Stable imaging with sub-cellular resolution of the intact, breathing lung. Still images from a 140 min long time lapse movie showing a micro-metastasis in the lung 5 d after single tumor cells were introduced into the mouse via tail vein injection. In one cell, the unlabeled nucleus (arrows) appears as a shadow within the GFP labeled cytoplasm and reveals the cell progressing through the different stages of mitosis. The telophase stage is marked by the separation of pinching and separation of the cytoplasm of the 2 daughter cells (arrow heads). The red channel (blood labeled with 155kD Rhodamine-dextran) has been averaged over the duration of the movie and overlaid with the green (GFP tumor cells) and cyan (CFP macrophages) channels.

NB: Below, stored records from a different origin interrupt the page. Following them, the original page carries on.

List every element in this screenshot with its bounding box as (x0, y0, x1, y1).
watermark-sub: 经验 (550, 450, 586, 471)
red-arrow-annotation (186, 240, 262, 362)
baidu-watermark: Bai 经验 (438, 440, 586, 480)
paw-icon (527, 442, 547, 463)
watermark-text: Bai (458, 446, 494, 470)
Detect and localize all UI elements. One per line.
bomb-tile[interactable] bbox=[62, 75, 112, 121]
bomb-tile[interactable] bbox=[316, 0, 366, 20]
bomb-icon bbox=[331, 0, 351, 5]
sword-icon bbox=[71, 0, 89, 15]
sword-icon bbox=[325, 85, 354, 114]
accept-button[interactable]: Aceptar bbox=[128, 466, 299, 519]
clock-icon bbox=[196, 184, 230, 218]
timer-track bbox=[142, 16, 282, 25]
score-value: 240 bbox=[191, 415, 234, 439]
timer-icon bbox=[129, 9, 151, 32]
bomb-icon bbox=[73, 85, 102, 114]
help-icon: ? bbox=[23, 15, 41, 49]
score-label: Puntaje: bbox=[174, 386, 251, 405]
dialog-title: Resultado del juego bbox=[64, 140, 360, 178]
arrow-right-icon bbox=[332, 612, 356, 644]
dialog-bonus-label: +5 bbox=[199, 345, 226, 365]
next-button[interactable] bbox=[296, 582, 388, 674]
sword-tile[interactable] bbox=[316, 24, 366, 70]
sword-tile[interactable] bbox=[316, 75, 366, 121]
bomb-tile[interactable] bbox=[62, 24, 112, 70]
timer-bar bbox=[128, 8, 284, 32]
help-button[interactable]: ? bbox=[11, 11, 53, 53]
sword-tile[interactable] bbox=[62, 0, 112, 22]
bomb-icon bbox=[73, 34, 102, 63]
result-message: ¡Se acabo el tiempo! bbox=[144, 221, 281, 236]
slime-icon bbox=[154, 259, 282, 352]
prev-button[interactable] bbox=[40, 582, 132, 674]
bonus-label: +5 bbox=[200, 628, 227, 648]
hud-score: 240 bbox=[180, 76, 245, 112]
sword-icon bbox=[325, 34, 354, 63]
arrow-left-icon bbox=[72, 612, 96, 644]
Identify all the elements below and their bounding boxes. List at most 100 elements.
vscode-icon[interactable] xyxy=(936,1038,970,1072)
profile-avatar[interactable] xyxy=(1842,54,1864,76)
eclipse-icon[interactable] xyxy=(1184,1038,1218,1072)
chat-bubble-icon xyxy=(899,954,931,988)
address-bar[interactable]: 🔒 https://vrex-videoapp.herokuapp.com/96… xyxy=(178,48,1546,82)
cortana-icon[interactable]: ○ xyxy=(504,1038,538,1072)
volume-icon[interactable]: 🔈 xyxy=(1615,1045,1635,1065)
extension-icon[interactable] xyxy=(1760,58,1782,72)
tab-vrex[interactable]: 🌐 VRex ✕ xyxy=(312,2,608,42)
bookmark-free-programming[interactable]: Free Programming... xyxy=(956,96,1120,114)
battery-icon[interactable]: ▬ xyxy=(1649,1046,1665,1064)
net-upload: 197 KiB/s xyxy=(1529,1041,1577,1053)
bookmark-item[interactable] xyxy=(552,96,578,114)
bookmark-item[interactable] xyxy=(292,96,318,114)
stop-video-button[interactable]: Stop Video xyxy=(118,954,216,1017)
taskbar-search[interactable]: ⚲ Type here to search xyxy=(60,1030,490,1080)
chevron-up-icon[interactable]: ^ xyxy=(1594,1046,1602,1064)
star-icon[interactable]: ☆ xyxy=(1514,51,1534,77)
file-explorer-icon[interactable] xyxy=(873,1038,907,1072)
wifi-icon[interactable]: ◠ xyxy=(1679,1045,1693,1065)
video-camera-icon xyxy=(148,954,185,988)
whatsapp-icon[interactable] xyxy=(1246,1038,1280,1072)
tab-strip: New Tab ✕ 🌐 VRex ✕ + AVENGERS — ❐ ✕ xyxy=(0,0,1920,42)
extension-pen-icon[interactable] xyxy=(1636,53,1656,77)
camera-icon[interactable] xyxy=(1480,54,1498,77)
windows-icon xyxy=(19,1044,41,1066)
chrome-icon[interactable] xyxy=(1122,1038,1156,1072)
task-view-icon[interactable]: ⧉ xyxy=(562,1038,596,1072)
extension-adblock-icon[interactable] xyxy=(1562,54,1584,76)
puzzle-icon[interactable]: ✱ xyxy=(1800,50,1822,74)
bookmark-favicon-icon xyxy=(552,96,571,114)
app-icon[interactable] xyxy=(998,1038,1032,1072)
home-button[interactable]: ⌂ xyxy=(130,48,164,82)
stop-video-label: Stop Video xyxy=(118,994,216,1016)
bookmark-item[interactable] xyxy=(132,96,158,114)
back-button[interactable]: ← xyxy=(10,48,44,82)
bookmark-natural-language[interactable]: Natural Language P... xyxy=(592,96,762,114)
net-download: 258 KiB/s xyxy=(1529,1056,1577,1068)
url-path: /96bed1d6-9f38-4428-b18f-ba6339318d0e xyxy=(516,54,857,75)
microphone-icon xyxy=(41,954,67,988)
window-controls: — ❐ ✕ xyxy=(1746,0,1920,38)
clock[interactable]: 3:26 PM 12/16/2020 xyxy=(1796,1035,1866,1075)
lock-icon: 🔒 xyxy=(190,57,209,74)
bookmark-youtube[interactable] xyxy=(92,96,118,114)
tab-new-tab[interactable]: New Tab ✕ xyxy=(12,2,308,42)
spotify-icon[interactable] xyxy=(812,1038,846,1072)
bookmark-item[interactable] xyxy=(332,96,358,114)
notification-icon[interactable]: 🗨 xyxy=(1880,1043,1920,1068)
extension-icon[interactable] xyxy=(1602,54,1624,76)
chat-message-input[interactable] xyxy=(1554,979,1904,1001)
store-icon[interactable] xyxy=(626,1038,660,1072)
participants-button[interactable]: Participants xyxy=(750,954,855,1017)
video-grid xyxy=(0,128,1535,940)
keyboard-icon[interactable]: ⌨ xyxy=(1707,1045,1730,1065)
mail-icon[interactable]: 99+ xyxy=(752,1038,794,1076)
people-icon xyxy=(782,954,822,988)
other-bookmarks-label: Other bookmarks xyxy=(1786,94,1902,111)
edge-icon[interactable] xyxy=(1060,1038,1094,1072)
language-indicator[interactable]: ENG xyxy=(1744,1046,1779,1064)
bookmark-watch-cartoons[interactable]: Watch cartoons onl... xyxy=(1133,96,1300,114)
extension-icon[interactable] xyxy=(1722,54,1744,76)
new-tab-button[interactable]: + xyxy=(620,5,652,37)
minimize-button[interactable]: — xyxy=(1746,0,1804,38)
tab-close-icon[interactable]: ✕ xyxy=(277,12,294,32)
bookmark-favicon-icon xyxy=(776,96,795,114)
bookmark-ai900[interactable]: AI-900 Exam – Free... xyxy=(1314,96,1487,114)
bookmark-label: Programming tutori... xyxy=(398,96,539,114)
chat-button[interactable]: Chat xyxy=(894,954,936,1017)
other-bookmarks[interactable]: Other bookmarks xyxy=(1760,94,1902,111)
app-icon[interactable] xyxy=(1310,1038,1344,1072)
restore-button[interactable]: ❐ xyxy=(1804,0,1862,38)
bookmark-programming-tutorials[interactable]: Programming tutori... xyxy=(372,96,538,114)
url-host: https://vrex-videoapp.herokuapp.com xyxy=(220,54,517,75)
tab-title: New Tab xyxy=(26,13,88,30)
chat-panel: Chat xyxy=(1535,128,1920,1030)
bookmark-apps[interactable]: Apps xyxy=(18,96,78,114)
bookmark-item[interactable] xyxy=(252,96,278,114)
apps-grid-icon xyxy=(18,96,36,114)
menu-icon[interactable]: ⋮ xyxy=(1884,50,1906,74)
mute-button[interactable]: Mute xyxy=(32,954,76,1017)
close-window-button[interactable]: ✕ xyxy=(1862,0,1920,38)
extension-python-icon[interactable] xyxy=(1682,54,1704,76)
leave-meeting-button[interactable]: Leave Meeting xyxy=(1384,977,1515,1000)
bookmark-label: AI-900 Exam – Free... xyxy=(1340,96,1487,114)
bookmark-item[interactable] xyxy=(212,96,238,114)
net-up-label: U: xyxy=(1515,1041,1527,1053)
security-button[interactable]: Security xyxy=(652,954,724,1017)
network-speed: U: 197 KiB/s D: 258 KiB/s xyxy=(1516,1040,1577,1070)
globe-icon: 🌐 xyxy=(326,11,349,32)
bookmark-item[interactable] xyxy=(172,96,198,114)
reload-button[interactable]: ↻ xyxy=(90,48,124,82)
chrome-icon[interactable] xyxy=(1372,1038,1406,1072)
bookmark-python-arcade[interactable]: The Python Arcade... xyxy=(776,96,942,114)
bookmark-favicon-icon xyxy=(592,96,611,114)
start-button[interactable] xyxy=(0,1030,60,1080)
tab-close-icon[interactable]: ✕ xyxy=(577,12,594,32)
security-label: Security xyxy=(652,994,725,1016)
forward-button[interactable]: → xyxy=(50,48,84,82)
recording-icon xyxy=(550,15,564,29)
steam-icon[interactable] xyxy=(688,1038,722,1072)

Frames were acquired every 2.5 min with 3 frame averages per acquisition.
Figure 3.
Figure 3.
Tumor cells lodge in capillaries and completely fill their lumen immediately after tail vein injection. (A) Stills taken from a time lapse movie showing a tumor cell lodged in a capillary immediately after tail vein injection. Dextran signal was quantified within 80μm2 circles in 3 locations: 1 – on top of the tumor cell, 2 – in the extravascular space and 3 – in the lumen of a flowing vessel. Cyan = macrophages, Green = Tumor cells, Red = Dextran. (B) Quantification of the time course of the dextran signals within the 3 locations indicated in A). (C) Analysis of the dextran exclusion observed in movies of 5 cells within the lungs of 3 different mice. No statistical difference was observed between the dextran levels measured within the tumor cell volume and the extravascular space while the level of dextran within the flowing vessels averaged 20 times greater. Error bars: SEM, n=5 from 3 mice, *** = p<.0001. (D) Histogram of the diameter of vessels containing tumor cells immediately after tail vein injection. All of the vessels (50 cells in 5 mice) were under the single cell diameter of ∼20 μm
Figure 4.
Figure 4.
Quantification of motility and protrusions. Immediately after tail vein injection, tumor cells lodge in the vasculature of the lung, exhibit large protrusions and continue to slowly move down the length of the capillary. These protrusions decrease with time. (A) Outlines of cell boundary over the length of the movies overlaid on a single image. (B) Top: Quantification of mean cell area shows no statistically significant difference between 0, 12 and 24 hrs. Bottom: Quantification of the standard deviation of the area difference between each time point and the starting frame. Larger standard deviations in this differential area are indicative of larger protrusions and decrease significantly by 12 and 24 hrs. Error Bars = SEM. (C) Analysis of the cell average instantaneous velocity (speed) and its jitter (as measured by the standard deviation) show a significant reduction between 0 and 24 hrs indicating a stabilization in cell position. No difference is observed between 0 and 12 hrs and between 12 and 24 hrs. Top: Quantification of the cell centroid average instantaneous velocity. Bottom: Quantification of the standard deviation of the cell centroid speed. Error Bars = SEM.